IFAs who referred clients to advisory service debtDr fear they could be targeted for compensation after the firm went bust last night with no details available about the whereabouts of client money.
debtDr, which had about 60 debt consultants nationwide as well as a network of adviser introducers, charged clients to negotiate more manageable terms for their debts.
Clients would then transfer full and final settlement money to the service, which it agreed to keep in separate client accounts to pay out to creditors.
Some advisers and mortgage brokers, who had seen work dry up since the property crash, had opened up a side business in referring bankruptcy cases to the Somerset-based service in exchange for commission.
Jeremy Hockley, the firm's chief executive, had also appeared on the BBC and Radio Four offering advice to indebted consumers in the wake of the financial crisis.
But in an e-mail seen by IFAonline sent at 4.55pm last night, Hockley said Hermes Financial Solutions, trading as debtDr, had ceased trading with immediate effect.
He said he had been trying to secure a rescue package but this had failed.
Hermes' Equifax Analyst report notes the difference on the profit and loss account shown on the balance sheet is £306,538,which suggests the company made a post tax loss of the same amount.
There are intangible fixed assets of £1 and net current liabilities of £519,608 and accumulated losses of £489,845.
Elsewhere in the e-mail, Hockley said: "I have informed Trading Standards and will be co-operating fully with them and the Office of Fair Trading in their investigations."
But he gives no details of the whereabouts of client money or outstanding commission to advisers who referred them to the firm, although Hockley says he will endeavor to answer questions in due course.
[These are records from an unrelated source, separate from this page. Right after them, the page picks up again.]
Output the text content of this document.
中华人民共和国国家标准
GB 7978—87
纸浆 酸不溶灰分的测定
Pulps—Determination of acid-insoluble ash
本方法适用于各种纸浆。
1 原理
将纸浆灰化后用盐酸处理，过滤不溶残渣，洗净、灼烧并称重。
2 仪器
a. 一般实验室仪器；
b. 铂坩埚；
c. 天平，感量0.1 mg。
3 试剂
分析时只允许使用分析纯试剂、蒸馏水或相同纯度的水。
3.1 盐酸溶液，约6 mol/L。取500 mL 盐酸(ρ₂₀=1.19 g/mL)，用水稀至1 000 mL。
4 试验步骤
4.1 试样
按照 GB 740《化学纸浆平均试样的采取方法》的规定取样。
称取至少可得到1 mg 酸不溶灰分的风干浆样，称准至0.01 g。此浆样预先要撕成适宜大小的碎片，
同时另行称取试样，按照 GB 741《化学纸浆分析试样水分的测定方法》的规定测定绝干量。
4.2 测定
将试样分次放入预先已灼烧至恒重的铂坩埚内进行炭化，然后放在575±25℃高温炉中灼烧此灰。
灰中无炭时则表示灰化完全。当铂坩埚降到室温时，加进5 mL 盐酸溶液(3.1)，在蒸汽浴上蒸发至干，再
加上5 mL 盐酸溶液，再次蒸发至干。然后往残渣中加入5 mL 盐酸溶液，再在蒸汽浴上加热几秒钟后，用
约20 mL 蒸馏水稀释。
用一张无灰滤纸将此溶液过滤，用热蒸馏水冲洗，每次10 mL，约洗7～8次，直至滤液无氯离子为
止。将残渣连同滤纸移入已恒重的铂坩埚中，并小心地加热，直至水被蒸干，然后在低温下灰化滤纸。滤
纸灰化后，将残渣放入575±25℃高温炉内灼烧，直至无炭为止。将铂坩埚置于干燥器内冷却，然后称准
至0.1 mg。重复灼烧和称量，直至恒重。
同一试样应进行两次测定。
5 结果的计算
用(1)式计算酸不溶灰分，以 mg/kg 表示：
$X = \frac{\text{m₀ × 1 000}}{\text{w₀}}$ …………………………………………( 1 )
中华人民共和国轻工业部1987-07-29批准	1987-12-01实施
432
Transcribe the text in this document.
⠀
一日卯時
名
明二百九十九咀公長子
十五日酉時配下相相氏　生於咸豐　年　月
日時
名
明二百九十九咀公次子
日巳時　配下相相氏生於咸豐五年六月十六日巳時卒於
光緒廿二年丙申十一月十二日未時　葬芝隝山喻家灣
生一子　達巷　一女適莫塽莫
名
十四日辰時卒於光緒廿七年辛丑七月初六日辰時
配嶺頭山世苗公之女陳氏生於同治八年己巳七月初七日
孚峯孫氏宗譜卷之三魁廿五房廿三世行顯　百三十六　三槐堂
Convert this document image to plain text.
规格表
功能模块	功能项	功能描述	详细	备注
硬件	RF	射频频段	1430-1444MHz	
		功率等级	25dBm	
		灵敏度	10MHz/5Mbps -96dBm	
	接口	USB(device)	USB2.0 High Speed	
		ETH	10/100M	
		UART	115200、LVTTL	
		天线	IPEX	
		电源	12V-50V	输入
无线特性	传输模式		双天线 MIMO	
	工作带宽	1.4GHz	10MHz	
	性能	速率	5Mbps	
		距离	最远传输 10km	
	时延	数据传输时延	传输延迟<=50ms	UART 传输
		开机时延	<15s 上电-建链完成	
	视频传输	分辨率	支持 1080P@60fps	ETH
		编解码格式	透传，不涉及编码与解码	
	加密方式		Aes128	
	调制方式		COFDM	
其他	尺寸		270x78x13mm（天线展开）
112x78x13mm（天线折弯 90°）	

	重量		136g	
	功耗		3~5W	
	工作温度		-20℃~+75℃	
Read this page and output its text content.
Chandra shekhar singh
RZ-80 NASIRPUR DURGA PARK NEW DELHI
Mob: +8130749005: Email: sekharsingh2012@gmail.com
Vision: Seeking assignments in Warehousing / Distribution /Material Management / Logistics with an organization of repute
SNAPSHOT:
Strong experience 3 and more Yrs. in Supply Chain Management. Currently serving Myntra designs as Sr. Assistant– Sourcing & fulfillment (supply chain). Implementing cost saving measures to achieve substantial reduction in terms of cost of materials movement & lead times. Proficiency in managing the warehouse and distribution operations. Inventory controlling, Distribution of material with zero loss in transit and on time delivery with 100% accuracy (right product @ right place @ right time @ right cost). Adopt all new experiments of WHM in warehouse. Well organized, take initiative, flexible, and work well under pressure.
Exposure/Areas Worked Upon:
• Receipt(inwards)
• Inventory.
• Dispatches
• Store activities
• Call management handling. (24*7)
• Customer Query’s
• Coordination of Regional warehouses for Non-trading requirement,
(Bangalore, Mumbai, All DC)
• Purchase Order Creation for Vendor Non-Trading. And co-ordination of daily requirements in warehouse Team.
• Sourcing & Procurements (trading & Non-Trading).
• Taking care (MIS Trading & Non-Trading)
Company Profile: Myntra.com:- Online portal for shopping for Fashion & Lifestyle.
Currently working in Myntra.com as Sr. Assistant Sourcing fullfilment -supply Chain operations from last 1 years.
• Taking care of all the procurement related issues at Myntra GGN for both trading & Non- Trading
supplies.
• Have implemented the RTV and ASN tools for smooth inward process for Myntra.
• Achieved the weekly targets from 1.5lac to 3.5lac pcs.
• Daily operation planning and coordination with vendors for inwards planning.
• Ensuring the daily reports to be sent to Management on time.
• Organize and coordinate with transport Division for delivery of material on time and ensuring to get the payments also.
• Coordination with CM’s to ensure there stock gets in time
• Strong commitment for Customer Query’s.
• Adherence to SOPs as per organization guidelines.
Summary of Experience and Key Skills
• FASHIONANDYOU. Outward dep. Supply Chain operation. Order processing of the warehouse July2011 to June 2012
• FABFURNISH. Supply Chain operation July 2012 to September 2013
Advisers also say they have been cut off from the debtDr's internal e-mail service which Hockley used to communicate with them, leaving them in the dark about further developments at the firm.
They are now worried the clients they introduced to the service could make claims against them for any losses.
Under normal circumstances, client money would sit in ringfenced accounts protected from any liquidation proceedings.
However, some IFAs are concerned about the security of client money after an e-mail from Hockley two months ago in which he said he needed to move all client funds into a single account to avoid money laundering rules.
One IFA who did not want to be named said she had previously referred some of her bankruptcy clients to debtDr, but distanced herself from the service three months ago after concerns about practices at the firm.
She said it is time for the debt industry to be properly regulated.
"Whilst the FSA have spent millions over regulating those in credit, it is my opinion that the OFT have ignored the plight of those in debt.
‘I am concerned about the reputation of the financial services industry. It is important that the public know that their interests are protected by those that genuinely have their interests at heart.
"The reputable majority should not have their reputations undermined by the disreputable minority."
The debtDr could not be reached for comment at the time of writing.